New creative director for Mardi Gras parade

New creative director for Mardi Gras parade

If there’s one thing the newly appointed creative director of the Mardi Gras parade doesn’t want to see on the evening of 6 March, it’s several hundred yards of people walking along in jeans and T-shirts, carrying balloons.

Be warned. Although this year’s parade will remain a community event that anybody can be part of, Mardi Gras organisers have appointed Anthony Babicci as creative director to give the parade a broader, more creative vision.

Babicci’s work on previous parades and the Gay Games opening ceremony are well known to many in Sydney’s gay and lesbian community. In 2004, he’ll be responsible for the lead float in the parade, and he will also be available to all parade entrants for artistic and visual inspiration, if requested.

Babicci told Sydney Star Observer his role was not to tell people what they could and could not do with their parade entries, but he would be pushing for people to be brave and edgy with their ideas for floats. He stressed the importance of the parade as a performance rather than just a visual spectacle.

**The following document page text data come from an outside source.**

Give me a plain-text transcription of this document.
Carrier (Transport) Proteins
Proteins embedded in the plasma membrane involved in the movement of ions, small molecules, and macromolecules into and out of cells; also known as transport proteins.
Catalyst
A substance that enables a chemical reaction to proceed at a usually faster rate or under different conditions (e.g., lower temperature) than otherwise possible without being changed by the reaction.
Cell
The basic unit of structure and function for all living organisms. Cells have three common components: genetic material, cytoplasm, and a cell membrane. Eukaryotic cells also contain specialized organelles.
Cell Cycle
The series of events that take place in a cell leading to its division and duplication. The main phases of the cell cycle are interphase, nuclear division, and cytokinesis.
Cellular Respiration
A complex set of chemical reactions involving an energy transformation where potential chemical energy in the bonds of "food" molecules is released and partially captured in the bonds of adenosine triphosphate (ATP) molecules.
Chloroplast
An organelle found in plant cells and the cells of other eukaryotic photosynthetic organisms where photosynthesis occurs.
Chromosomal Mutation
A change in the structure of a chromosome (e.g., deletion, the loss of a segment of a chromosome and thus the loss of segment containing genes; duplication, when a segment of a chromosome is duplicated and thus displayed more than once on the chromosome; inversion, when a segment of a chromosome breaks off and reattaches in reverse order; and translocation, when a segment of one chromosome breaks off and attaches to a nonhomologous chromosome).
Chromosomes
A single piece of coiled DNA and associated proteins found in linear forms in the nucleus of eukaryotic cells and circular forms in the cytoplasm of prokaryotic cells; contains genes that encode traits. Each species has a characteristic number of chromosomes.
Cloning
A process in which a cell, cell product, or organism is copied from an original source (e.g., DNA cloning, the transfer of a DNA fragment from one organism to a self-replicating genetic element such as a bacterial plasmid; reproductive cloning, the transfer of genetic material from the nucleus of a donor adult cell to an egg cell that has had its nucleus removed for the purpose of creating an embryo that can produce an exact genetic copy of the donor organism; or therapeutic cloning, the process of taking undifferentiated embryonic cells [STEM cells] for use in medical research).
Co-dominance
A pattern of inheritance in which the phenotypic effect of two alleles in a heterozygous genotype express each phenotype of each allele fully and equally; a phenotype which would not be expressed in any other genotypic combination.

It’s a particularly difficult venue for performance, but when it works, it’s absolutely stunning, he said.

The Mardi Gras marching group would return in 2004, Babicci said, but he was less forthcoming with details about the lead float.

It will be big and bright and loud and funny and serious, he said.

Mardi Gras co-chairs Steph Sands and Michael Wood-house said the appointment of a creative director for the 2004 parade was in keeping with a commitment they had made to raising the creative and artistic elements of the parade.